Distance between two points:

sqrt((x1-x2)^2 + (y1-y2)^2)

Is there a way to do this math faster in objective-C ?

EDIT: I think I need to clarify above. I wrote the formula above just to clarify what formula I am using to calculate the distance. ^ is not meant to represent xor - I just wanted to represent the mathematical formula without using any functions like pow or anything, so I meant to use ^ to "raise to the power off". I was wondering if anyone knows if using bitwise operators, or otherwise writing code in assembly would give an optimized version. I am using the formula in an iPhone / iPad application.

No, if you need the exact distance you cannot beat that formula.

Although to be clear ^ is not an operator for squaring a value, but a bit operator that does xor.

you will need something like

double dx = (x2-x1);
double dy = (y2-y1);
double dist = sqrt(dx*dx + dy*dy);

If you can live with just the square (which is useful when you just want to do something like sort by distance, you can use the much more efficient

double dx = (x2-x1);
double dy = (y2-y1);
double dist = dx*dx + dy*dy;

These will be at least as good as a solution pow.

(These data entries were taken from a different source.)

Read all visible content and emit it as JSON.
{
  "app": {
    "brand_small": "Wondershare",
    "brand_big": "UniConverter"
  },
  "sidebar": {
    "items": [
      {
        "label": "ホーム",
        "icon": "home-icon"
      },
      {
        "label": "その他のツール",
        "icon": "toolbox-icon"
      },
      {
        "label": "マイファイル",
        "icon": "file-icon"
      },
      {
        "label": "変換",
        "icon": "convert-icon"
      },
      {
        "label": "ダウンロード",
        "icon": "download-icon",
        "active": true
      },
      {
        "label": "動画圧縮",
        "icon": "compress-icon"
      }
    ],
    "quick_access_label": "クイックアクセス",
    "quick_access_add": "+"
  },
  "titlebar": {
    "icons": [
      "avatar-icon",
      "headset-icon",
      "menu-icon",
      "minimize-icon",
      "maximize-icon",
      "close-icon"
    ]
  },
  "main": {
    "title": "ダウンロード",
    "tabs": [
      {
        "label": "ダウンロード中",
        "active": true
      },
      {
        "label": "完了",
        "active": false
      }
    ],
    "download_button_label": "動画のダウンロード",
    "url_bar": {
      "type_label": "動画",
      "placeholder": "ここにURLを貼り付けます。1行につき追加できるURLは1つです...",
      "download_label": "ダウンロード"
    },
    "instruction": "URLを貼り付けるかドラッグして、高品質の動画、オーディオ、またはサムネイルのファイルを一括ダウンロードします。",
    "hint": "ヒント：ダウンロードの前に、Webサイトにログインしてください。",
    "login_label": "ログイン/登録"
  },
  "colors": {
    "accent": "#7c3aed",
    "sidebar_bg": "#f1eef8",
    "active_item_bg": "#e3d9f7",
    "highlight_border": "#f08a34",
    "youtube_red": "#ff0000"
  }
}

At worst, pow() will use the stack and be less efficient, but maybe your compiler turns it into x*x for this case.

Just offering this as a simple, nice looking solution. It is most likely not any faster than any previously given, just shorter. I personally am using hypot.

double dist = hypot((x1-x2), (y1-y2));

Per the docs, this will return you "The square root of (x^2+y^2)."

On an Intel Mac Clang will compile:

double distance = ({double d1 = x1 - x2, d2 = y1 - y2; sqrt(d1 * d1 + d2 * d2); });

into a grand total of 6 instructions for the maths: sub, mul, sub, mul, add, sqrt; pretty hard to beat that. (sqrt is a single instruction, though it takes multiple cycles).

double dist = sqrt ( pow((x1-x2), 2) + pow((y1-y2), 2) );

considering x1, x2, y1, y2 are float or double or integer.

About the only thing that can be improved here is the square root calculation function.

I've tried these two functions (found in a Wikipedia article on square root computation) to calculate approximate square root values:

float fsqrt(float x)
{
  float xhalf = 0.5f * x;
  union
  {
    float x;
    int i;
  } u;

  u.x = x;
  u.i = 0x5f3759df - (u.i >> 1);
  x *= u.x * (1.5f - xhalf * u.x * u.x);

  return x;
}

float fsqrt2(float z)
{
    union
    {
        int tmp;
        float f;
    } u;

    u.f = z;

    /*
     * To justify the following code, prove that
     *
     * ((((val_int / 2^m) - b) / 2) + b) * 2^m = ((val_int - 2^m) / 2) + ((b + 1) / 2) * 2^m)
     *
     * where
     *
     * val_int = u.tmp
     * b = exponent bias
     * m = number of mantissa bits
     *
     * .
     */

    u.tmp -= 1 << 23; /* Subtract 2^m. */
    u.tmp >>= 1; /* Divide by 2. */
    u.tmp += 1 << 29; /* Add ((b + 1) / 2) * 2^m. */

    return u.f;
}

But on my Core 2 Duo Pentium CPU they don't seem to be faster than the x87 FPU FSQRT instruction. See if they work faster than the standard sqrtf()/sqrt() on your platform and if the accuracy is sufficient.